US News & World Report

By Nicole Hemmer

On Monday, Florida Republican Sen. Marco Rubio kicked off his presidential campaign with a firm denunciation of the politicians stuck in the “ideas of the past.” Referring to Hillary Clinton as a candidate “promising to take us back to yesterday,” he declared that “yesterday is over, and we are never going back.” But in calling for “a new American Century” — the slogan of his campaign — Rubio is embracing a foreign policy that is both backward-looking and stubbornly resistant to historical insight.

“The American Century” is a slogan with a long history. Almost 75 years ago magazine publisher Henry Luce coined the phrase in an influential essay for Life magazine. In that essay, he upbraided Americans for failing to take up the mantle of global leadership that he believed was not only their right but their responsibility.
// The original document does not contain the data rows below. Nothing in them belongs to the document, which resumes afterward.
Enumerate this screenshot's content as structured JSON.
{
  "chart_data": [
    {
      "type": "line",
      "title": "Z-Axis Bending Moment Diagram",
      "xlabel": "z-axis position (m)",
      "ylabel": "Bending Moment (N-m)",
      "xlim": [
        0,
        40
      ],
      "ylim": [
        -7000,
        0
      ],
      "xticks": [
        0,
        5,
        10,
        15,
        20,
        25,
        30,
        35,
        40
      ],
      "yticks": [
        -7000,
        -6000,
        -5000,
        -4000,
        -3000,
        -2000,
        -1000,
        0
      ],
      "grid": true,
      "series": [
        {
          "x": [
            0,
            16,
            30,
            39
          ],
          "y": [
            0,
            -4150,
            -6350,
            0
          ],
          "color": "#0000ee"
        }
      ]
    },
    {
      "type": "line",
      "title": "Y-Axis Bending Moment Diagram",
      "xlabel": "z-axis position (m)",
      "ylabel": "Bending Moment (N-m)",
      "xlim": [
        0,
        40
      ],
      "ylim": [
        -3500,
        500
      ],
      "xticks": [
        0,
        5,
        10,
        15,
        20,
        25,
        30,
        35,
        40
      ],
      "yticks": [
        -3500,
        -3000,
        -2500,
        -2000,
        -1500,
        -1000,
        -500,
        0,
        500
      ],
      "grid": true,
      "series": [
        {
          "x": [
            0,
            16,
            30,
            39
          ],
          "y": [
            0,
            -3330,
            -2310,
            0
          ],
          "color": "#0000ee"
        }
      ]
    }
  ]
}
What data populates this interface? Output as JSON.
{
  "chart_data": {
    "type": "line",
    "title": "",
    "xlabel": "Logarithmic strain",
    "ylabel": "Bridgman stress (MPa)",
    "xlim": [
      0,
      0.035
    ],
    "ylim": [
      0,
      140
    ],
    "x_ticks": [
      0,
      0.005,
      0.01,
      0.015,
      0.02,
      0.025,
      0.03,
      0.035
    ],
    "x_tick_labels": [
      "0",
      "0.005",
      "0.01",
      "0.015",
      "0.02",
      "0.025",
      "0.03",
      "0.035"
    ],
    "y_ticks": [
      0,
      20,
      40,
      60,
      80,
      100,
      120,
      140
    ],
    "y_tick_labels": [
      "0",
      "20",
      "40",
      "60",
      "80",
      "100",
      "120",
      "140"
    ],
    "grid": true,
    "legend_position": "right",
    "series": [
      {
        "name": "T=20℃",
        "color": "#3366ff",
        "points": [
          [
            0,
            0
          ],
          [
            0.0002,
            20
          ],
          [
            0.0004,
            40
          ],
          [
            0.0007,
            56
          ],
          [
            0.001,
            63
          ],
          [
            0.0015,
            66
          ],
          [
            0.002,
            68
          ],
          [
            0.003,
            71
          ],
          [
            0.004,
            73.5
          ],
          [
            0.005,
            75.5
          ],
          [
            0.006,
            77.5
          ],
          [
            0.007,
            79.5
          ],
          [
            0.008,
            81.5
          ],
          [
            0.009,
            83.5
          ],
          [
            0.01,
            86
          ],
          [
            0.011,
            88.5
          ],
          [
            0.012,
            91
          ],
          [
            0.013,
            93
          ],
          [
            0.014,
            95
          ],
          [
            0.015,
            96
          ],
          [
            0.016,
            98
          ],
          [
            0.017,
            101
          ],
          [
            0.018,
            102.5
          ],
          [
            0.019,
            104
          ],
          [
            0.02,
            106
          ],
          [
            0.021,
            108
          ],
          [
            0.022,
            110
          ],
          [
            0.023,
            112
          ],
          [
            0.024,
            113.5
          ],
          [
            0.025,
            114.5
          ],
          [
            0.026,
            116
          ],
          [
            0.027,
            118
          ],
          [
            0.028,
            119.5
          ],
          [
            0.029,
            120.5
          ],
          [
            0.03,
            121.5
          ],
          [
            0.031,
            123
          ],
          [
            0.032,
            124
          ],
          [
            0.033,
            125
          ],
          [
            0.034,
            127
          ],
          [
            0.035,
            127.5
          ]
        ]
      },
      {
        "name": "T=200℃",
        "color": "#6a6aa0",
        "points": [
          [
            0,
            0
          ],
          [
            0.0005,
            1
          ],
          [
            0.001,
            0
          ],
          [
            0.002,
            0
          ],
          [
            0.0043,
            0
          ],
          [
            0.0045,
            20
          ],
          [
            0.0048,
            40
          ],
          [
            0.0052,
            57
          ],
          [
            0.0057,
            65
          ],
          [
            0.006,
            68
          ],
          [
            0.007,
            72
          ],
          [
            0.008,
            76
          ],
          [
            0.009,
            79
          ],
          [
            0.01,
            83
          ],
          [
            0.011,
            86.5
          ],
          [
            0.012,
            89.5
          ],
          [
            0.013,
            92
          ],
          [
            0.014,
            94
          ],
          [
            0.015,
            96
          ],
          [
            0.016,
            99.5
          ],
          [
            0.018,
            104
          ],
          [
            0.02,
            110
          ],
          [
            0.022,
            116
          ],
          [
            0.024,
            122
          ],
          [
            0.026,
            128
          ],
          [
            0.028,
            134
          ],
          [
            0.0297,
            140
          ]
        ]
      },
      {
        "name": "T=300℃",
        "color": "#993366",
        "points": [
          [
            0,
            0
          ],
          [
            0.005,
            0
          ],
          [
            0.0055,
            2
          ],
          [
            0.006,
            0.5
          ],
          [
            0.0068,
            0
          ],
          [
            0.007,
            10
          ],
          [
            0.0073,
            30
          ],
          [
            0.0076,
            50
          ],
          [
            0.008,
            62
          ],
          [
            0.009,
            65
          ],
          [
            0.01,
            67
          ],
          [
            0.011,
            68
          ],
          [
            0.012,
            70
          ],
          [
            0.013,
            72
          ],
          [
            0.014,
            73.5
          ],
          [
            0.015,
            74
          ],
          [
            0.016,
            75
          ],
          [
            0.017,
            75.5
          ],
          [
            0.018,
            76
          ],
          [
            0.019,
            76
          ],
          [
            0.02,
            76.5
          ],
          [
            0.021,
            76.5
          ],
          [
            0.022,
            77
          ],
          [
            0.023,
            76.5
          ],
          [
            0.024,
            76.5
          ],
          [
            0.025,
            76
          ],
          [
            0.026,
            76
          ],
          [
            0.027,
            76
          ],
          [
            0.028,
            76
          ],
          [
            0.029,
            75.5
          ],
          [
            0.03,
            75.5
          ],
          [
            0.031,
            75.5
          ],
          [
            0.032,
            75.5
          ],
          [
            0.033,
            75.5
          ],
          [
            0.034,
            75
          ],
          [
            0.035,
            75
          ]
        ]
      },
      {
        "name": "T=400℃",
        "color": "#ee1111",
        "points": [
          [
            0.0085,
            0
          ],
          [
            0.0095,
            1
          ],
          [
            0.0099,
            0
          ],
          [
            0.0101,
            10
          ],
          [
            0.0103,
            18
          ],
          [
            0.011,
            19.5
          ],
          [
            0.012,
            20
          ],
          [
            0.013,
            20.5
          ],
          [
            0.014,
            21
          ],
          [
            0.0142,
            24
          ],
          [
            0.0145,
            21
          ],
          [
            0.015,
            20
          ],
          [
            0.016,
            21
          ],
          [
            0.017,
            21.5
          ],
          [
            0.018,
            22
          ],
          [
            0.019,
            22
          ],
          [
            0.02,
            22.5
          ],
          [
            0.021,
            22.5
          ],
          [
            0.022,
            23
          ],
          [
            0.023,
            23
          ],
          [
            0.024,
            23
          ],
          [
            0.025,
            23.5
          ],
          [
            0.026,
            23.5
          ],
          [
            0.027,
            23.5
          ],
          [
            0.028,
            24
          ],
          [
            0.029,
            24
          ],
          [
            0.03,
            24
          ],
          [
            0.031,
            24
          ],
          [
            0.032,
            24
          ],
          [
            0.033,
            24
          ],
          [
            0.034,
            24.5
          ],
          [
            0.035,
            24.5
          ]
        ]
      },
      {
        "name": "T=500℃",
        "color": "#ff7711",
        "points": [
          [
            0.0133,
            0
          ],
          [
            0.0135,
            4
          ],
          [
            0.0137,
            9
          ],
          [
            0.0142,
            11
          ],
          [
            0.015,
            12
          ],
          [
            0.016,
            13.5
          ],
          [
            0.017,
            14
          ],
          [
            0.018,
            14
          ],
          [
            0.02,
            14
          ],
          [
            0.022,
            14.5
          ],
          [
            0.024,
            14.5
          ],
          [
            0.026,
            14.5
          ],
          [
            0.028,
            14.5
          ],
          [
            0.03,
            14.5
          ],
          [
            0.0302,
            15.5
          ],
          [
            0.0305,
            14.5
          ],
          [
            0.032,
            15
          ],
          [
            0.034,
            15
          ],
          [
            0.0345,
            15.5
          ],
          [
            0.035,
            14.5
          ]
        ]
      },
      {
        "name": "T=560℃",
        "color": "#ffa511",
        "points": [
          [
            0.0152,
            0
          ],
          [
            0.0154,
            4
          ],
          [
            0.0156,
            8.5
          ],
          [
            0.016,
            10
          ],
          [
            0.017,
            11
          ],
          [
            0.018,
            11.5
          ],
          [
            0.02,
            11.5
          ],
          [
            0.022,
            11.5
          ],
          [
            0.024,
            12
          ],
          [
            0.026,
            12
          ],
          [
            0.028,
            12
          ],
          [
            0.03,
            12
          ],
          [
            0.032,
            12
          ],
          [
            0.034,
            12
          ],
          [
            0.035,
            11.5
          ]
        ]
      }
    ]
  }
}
As German bombs pummeled London, Luce insisted it was time “to accept wholeheartedly our duty and our opportunity as the most powerful and vital nation in the world … to exert upon the world the full impact of our influence, for such purposes as we see fit and by such means as we see fit.”

It took Pearl Harbor to persuade Americans to enter the war, but as World War II ended and the Cold War dawned, Luce’s vision of an active, interventionist America prevailed. The 20th century would indeed be the American century.

Yet by the mid-1990s, conservative foreign policymakers were anxious. The US was the world’s sole superpower in the wake of the Cold War. Despite this, policymakers in Washington seemed unwilling to exert upon the world the full impact of American influence, as Luce had urged. So in 1997, a group of conservatives that included Jeb Bush, Dick Cheney, Donald Rumsfeld and Paul Wolfowitz, launched a new organization: the Project for the New American Century.

The organization sought a return to a Reagan-era foreign policy. Its statement of principles laid out three pillars upon which the new American century would be built: “a military that is strong and ready to meet both present and future challenges; a foreign policy that boldly and purposefully promotes American principles abroad; and national leadership that accepts the United States' global responsibilities.”

These are exactly the principles Rubio laid out in his speech on Monday. And that’s a big problem, because the authors of the Project for the New American Century's statement of principles were also the architects of America’s disastrous war in Iraq. There has never been a genuine reckoning with this legacy in the Republican Party. Though it cost the GOP the 2006 and 2008 elections, the party’s neoconservative wing has not only remained intact but has continued to dominate its foreign policy vision.

In calling for a new American century, Rubio is doubling down on those reckless principles. That he can openly embrace the ideas that led to the most disastrous decade in U.S. foreign policy history shows how little the GOP has learned from the failures of the last decade, and how calcified its foreign policy thinking has become.

What’s worse, there is little likelihood that Rubio will have to account for the disastrous effects of the foreign policy he is championing. Kentucky Sen. Rand Paul, who for years was the reliably noninterventionist voice in the GOP, has turned into a campaign-trail saber-rattler. And Hillary Clinton, the Democratic Party’s likely nominee, has little to gain from reminding voters of the calamitous failures of the Iraq War, which she voted to authorize while in the Senate. But as the leading neoconservative voice in the race, Rubio should explain how his policies would differ from those of Rumsfeld and Cheney, and how he will lead the nation into the future while still peddling the failed policies of the past.